BOSTON – There are few guarantees when it comes to the NBA and the Boston Celtics, but one thing’s for certain: change is going to come next season.

This is especially true for the Celtics whose season ended with a 104-92 Game 6 loss to the Atlanta Hawks, sending the C’s home for the season with a second straight first-round exit.

“That’s just the business of the NBA,” said Isaiah Thomas who had a double-double of 25 points and 10 assists which were both game highs on Thursday. “One thing I do know, I ride with these guys until the wheels fall off; I mean this was a special group.”

But whether they stay together remains to be seen.

Among those who could be on the move is Evan Turner, an unrestricted free agent this summer.

He will be among the more heavily pursued Celtics this summer, in large part because of his versatility as both a playmaker and scoring guard off the bench.

Several teams will come hard after Turner, among them being the New York Knicks and the Orlando Magic who are desperate to add talented, proven veterans to their young rosters.

The second year of Jonas Jerebko’s contract becomes fully guaranteed if he’s still on the roster after July 3. Considering the way he played in the postseason as well as his steady presence during the regular season, the Celtics are more than likely to keep him around for next season.

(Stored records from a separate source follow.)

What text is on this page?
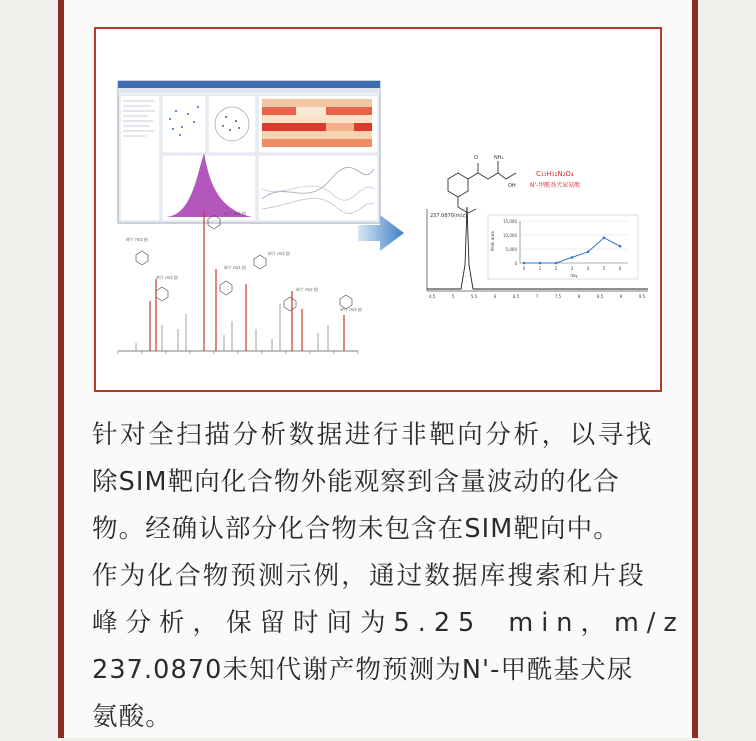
碎片 m/z 值
碎片 m/z 值
碎片 m/z 值
碎片 m/z 值
碎片 m/z 值
碎片 m/z 值
碎片 m/z 值
NH₂
OH
O
C₁₁H₁₂N₂O₄
N'-甲酰基犬尿氨酸
237.0870(m/z)
4.5	5	5.5	6	6.5	7	7.5	8	8.5	9	9.5
Peak area
15,000
10,000
5,000
0
0	1	2	3	4	5	6
day
针对全扫描分析数据进行非靶向分析，以寻找
除SIM靶向化合物外能观察到含量波动的化合
物。经确认部分化合物未包含在SIM靶向中。
作为化合物预测示例，通过数据库搜索和片段
峰分析，保留时间为5.25 min，m/z
237.0870未知代谢产物预测为N'-甲酰基犬尿
氨酸。
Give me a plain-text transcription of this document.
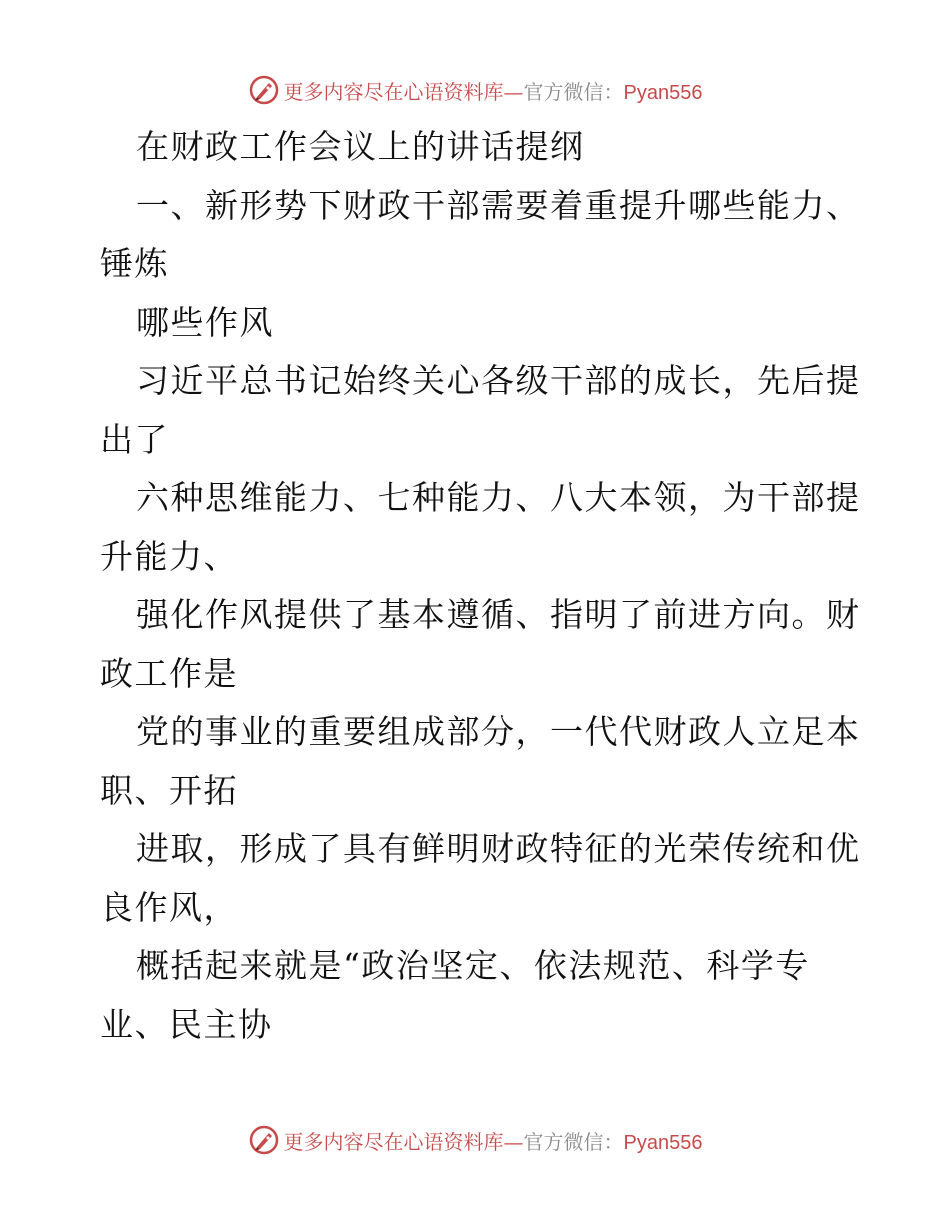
更多内容尽在心语资料库—官方微信：Pyan556
在财政工作会议上的讲话提纲
一、新形势下财政干部需要着重提升哪些能力、
锤炼
哪些作风
习近平总书记始终关心各级干部的成长，先后提
出了
六种思维能力、七种能力、八大本领，为干部提
升能力、
强化作风提供了基本遵循、指明了前进方向。财
政工作是
党的事业的重要组成部分，一代代财政人立足本
职、开拓
进取，形成了具有鲜明财政特征的光荣传统和优
良作风，
概括起来就是“政治坚定、依法规范、科学专
业、民主协
更多内容尽在心语资料库—官方微信：Pyan556
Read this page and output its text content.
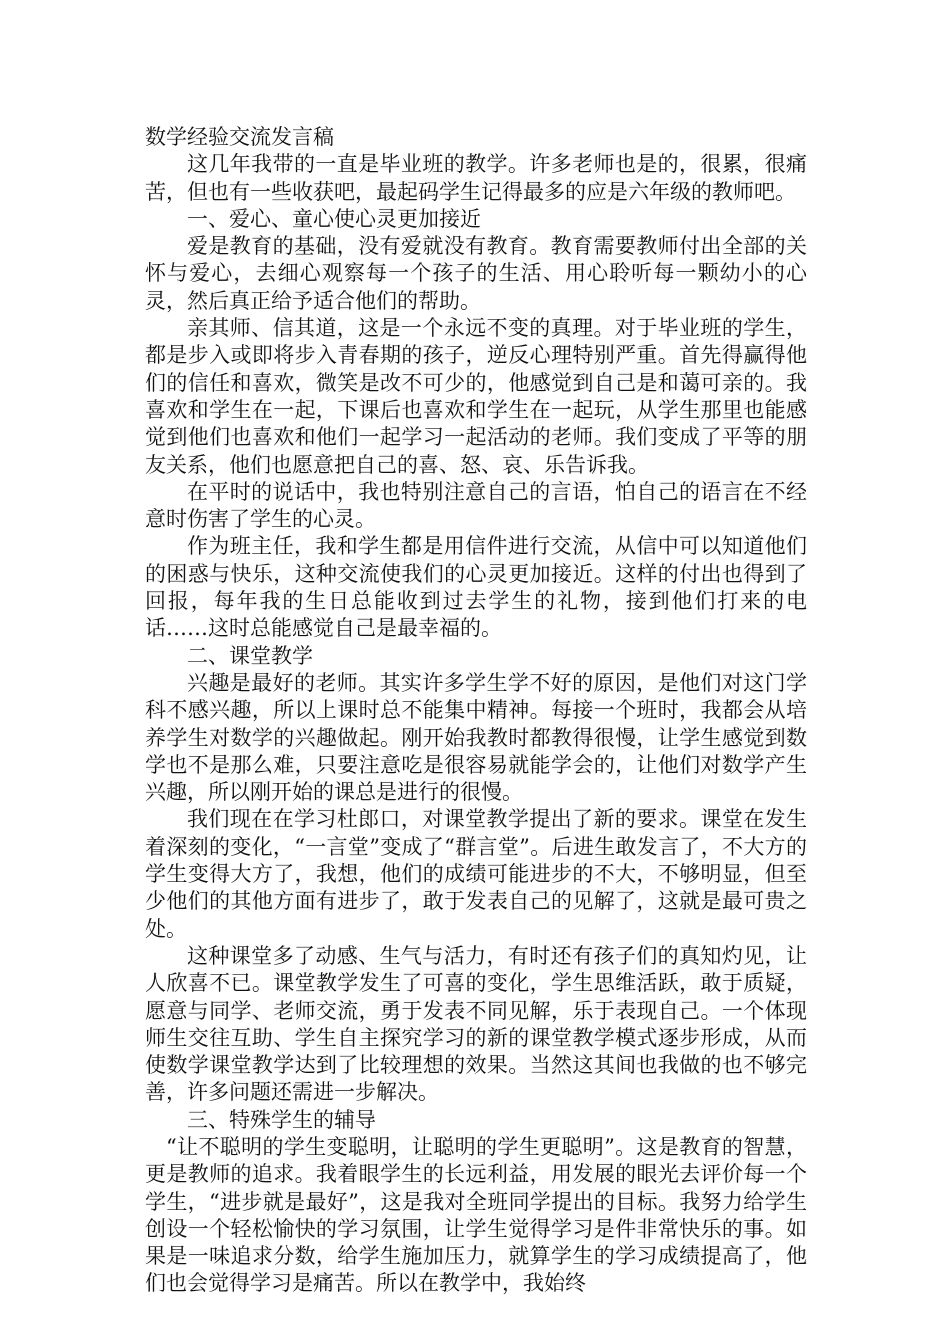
数学经验交流发言稿

这几年我带的一直是毕业班的教学。许多老师也是的，很累，很痛苦，但也有一些收获吧，最起码学生记得最多的应是六年级的教师吧。

一、爱心、童心使心灵更加接近

爱是教育的基础，没有爱就没有教育。教育需要教师付出全部的关怀与爱心，去细心观察每一个孩子的生活、用心聆听每一颗幼小的心灵，然后真正给予适合他们的帮助。

亲其师、信其道，这是一个永远不变的真理。对于毕业班的学生，都是步入或即将步入青春期的孩子，逆反心理特别严重。首先得赢得他们的信任和喜欢，微笑是改不可少的，他感觉到自己是和蔼可亲的。我喜欢和学生在一起，下课后也喜欢和学生在一起玩，从学生那里也能感觉到他们也喜欢和他们一起学习一起活动的老师。我们变成了平等的朋友关系，他们也愿意把自己的喜、怒、哀、乐告诉我。

在平时的说话中，我也特别注意自己的言语，怕自己的语言在不经意时伤害了学生的心灵。

作为班主任，我和学生都是用信件进行交流，从信中可以知道他们的困惑与快乐，这种交流使我们的心灵更加接近。这样的付出也得到了回报，每年我的生日总能收到过去学生的礼物，接到他们打来的电话……这时总能感觉自己是最幸福的。

二、课堂教学

兴趣是最好的老师。其实许多学生学不好的原因，是他们对这门学科不感兴趣，所以上课时总不能集中精神。每接一个班时，我都会从培养学生对数学的兴趣做起。刚开始我教时都教得很慢，让学生感觉到数学也不是那么难，只要注意吃是很容易就能学会的，让他们对数学产生兴趣，所以刚开始的课总是进行的很慢。

我们现在在学习杜郎口，对课堂教学提出了新的要求。课堂在发生着深刻的变化，“一言堂”变成了“群言堂”。后进生敢发言了，不大方的学生变得大方了，我想，他们的成绩可能进步的不大，不够明显，但至少他们的其他方面有进步了，敢于发表自己的见解了，这就是最可贵之处。

这种课堂多了动感、生气与活力，有时还有孩子们的真知灼见，让人欣喜不已。课堂教学发生了可喜的变化，学生思维活跃，敢于质疑，愿意与同学、老师交流，勇于发表不同见解，乐于表现自己。一个体现师生交往互助、学生自主探究学习的新的课堂教学模式逐步形成，从而使数学课堂教学达到了比较理想的效果。当然这其间也我做的也不够完善，许多问题还需进一步解决。

三、特殊学生的辅导

“让不聪明的学生变聪明，让聪明的学生更聪明”。这是教育的智慧，更是教师的追求。我着眼学生的长远利益，用发展的眼光去评价每一个学生，“进步就是最好”，这是我对全班同学提出的目标。我努力给学生创设一个轻松愉快的学习氛围，让学生觉得学习是件非常快乐的事。如果是一味追求分数，给学生施加压力，就算学生的学习成绩提高了，他们也会觉得学习是痛苦。所以在教学中，我始终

Boston has a pair of restricted free agents in Tyler Zeller and Jared Sullinger. It is unclear what the Celtics will do with them because it remains to be seen what type of offers (if any) they receive from another team.

“This season didn’t go exactly how I would have wanted it to,” Zeller told CSNNE.com. “But I like it here, I like the coaching staff and the players. So we’ll see what happens this summer. But yeah, I’m definitely open to the idea of coming back next season.”

There’s a certain amount of uncertainty surrounding Amir Johnson who could potentially become a free agent this summer if the Celtics decline to pick up the second year on his contract which is worth $12 million.

When I asked Johnson if he felt he had done enough to have to his second year picked up by the Celtics he told CSNNE.com, “I hope so.”

Johnson added, “We never quit even when we were down big at the end of the game. I feel there’s stuff we can clean up and be better, from the coaching staff to the players to the front office. But there’s something about this team, we don’t have no quit in us. I feel like we can definitely go far if we just put the right pieces together.”

And as far as his future in Boston, “I definitely want to here.”

Only time will tell just how many of Boston’s potential free agents will be riding with the Green Team next season, or be swept away and wind up on another roster in what will surely be an offseason of change.